Sometimes he stopped to stretch his legs and straighten his back, reminding himself that he had a few more days in which to examine these hand-written ledgers which carried his thesis on their stoutly-bound backs. Centuries of numbers lay in their pages. Generations of income were written in fading blue-black ink, years of want and years of plenty together accruing to millions of pounds paid by African and West Indian colonies for millions of yards of cotton cloth. Out on the still wet street during one of his breaks, he inhaled deeply of the air that was toxic to books, made so by the largesse of the cotton industry which flourished in the city for hundreds of years. Imagine what it did to people, he thought.

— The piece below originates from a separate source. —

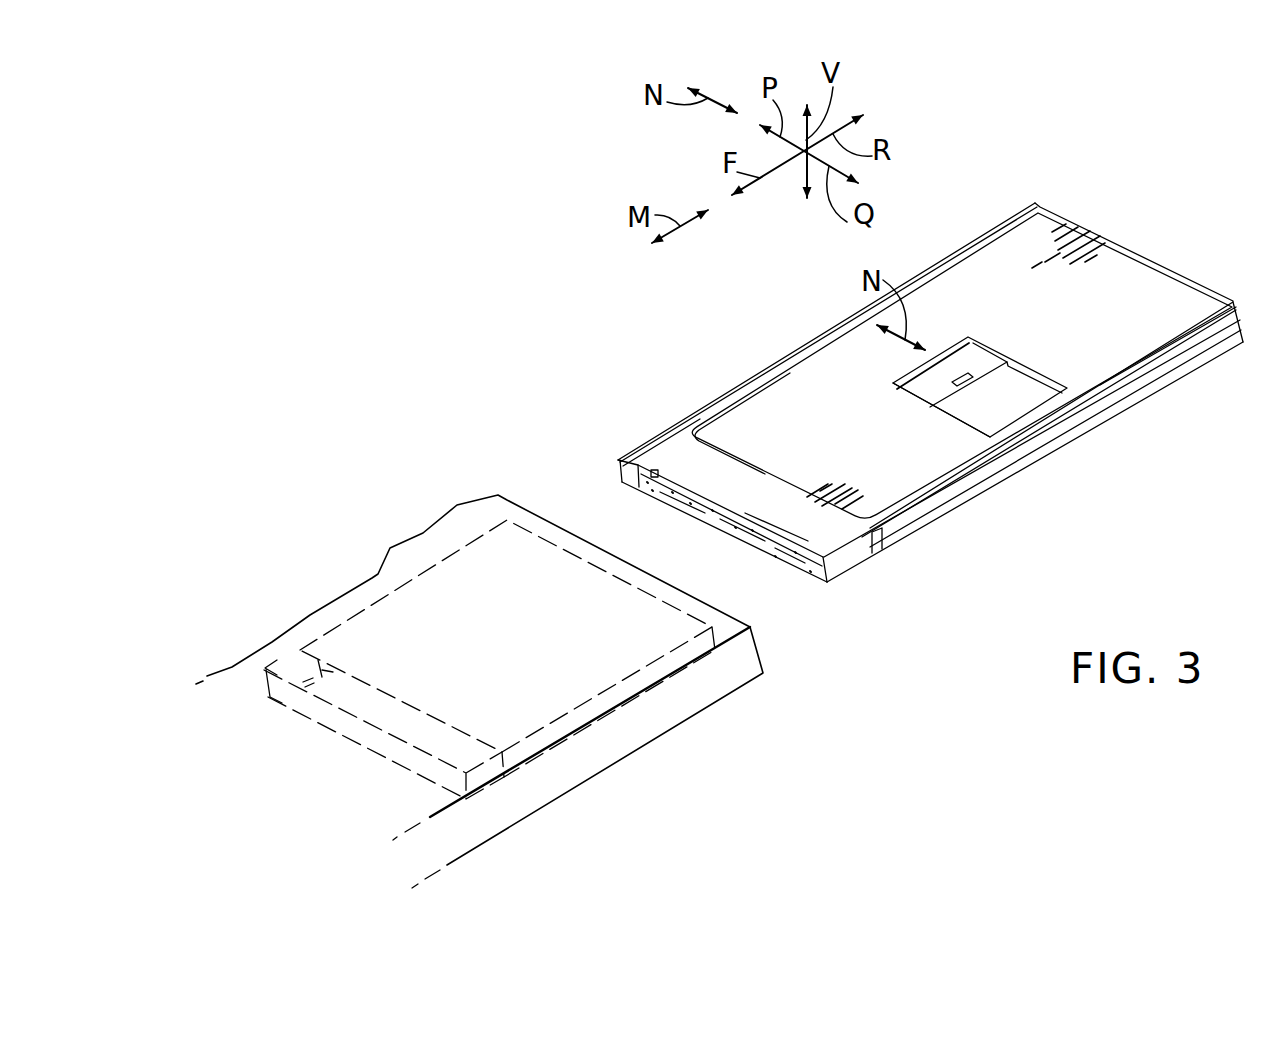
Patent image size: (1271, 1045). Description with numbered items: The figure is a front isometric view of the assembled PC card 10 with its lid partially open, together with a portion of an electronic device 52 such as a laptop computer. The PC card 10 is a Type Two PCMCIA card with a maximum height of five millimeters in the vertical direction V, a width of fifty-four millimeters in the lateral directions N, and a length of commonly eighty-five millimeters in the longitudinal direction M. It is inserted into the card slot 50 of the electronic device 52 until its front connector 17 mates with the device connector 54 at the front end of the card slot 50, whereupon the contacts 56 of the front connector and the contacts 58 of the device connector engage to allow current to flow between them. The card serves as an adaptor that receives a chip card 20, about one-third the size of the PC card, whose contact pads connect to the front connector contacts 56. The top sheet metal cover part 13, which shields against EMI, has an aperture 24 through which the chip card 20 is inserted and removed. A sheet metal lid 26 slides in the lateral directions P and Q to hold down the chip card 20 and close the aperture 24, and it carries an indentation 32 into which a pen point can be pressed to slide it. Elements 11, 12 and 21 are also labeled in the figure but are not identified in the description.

But amidst the stacks, with the old ledgers spread before him, he could forget about the bitter air. Inside was clean and quiet, thanks to architectural foresight which filtered both the noise and the grime of the street as it entered the building. He bent again over a book, idly pondering the lives of the bookkeepers whose handwriting changed every few years but who always used the same fine copperplate script. Were they family members of the firms he studied? This one’s daughter married that one’s son, consolidating wealth and also ensuring recruitment of a new generation of bookkeepers, overseers, managers, agents, clerks. They bought cotton grown on slave plantations, shipped it to Liverpool, brought it to Manchester, milled it into cloth, and shipped it back to the plantations and the colonies. It was an ingenious system, protected by the government so no foreign trade would legally interlope. And when the slaves had been freed, there was no reason for the trade to end. Who else would clothe the colonists? And where else would the savage freedmen get the British goods they were so used to, their oats and wheat and good serge suits?
*
On the train back, the scholar splurged on tea in the dining car. Outside the train window the northern landscape passed by under the grey afternoon sun. He stirred sugar into the steaming cup and settled his ginger nut biscuits just so on the saucer. So many had died for this sweetness, he thought, so many fortunes had been made in the wretched trade in human lives which buoyed it up. So many noble families had secured their places in society with the compensation paid to them when it ended. No such compensation had been paid to the former slaves, who now could be made to buy all the goods they had been given during their enslavement.
Across the car, another blonde woman in another beige hat smiled timidly at him over her cuppa. He did not smile back.